For Jannik, being diagnosed with ADHD didn't change his perspective about himself hugely. In fact, it has only been related posts popping up in his feed that got him thinking about it more. "I think it's far more accepted nowadays to be diagnosed with ADHD, which is a good thing," he says. "People also became more open on social media about what's going on in their lives.

"Others are looking to find people who are similar to them. And, of course, shortened attention spans have been a popular topic since the rise of TikTok. In my opinion, it starts to get problematic when people assume neurodivergence as their identity or look for tips on medication in the comment sections of ADHD meme pages."

And even as someone with ADHD, he admits that he is unsure how it affects people. "I don't know if ADHD makes you more or less creative," he reveals. "People usually say it makes you unable to focus, which I think is wrong.

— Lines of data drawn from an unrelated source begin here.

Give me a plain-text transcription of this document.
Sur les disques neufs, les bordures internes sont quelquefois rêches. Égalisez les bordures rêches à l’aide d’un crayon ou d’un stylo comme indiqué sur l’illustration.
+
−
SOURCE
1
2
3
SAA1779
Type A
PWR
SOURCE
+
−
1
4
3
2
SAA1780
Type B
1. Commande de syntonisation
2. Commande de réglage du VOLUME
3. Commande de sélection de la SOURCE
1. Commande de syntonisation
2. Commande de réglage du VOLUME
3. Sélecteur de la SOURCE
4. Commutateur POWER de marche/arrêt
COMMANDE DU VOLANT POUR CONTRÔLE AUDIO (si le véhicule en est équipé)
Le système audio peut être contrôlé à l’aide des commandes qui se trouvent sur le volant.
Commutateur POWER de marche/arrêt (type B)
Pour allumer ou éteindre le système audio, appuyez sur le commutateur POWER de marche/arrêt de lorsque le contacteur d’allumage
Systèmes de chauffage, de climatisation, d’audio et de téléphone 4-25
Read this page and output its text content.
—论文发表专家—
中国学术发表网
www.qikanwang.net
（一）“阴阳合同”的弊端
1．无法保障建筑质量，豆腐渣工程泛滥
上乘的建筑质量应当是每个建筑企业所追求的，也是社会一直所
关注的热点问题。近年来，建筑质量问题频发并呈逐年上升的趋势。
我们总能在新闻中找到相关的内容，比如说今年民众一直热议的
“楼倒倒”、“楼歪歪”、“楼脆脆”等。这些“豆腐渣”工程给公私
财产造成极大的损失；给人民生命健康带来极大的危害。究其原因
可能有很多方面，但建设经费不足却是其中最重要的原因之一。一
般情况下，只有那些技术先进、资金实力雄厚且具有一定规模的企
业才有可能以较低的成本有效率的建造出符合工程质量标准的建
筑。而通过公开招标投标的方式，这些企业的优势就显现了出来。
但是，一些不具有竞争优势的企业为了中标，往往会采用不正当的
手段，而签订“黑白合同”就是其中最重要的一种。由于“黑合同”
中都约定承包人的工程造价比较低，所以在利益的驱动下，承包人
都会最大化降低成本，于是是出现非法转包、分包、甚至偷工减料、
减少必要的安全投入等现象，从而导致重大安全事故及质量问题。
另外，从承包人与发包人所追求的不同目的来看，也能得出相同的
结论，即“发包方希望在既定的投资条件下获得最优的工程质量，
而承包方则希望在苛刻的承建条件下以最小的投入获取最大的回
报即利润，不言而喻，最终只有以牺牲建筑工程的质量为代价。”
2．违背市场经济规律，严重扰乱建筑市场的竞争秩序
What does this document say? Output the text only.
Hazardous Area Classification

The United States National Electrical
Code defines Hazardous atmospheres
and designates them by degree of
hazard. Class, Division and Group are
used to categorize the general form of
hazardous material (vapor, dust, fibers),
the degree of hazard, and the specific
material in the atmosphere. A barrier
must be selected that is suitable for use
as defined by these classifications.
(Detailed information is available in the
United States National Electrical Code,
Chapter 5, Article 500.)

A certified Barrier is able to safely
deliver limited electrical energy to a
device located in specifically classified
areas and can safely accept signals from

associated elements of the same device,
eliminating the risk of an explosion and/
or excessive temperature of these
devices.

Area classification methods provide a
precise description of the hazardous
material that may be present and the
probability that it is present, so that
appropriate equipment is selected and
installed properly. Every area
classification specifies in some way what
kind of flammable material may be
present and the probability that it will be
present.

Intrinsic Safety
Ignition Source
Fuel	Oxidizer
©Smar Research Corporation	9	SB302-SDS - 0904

"In school or at work, you often have to deal with boring tasks, and I think ADHD makes it harder to deal with boredom. I could focus for hours on end when reading books, playing video games or when drawing. I love it when I get an idea that really excites me. I feel such a strong urge to visualise it and have so much fun with it. It's the best feeling ever."

If ADHD is broadly misunderstood and surrounded by unhelpful conversations, then what is the way forward for the creative industry? Jannik explains: "The term ADHD is pretty negative and supports labelling behaviour. It makes people overlook the strengths they may have.

I am also not trying to say you shouldn't take medication, and I acknowledge the symptoms and experiences of people who want to take it. But honestly, anybody can abuse these medications to raise their productivity. I met many diagnosed people who are brilliant, have unique talents and are really fun to be around. As I said, it is part of your personality, so I would think twice before deciding to get rid of it.

"People are quick to let a label overshadow their perception of what is happening. If you have ADHD or not, I think it's best to focus on what you are good at, to do what you love and to acknowledge that some things might not be for you."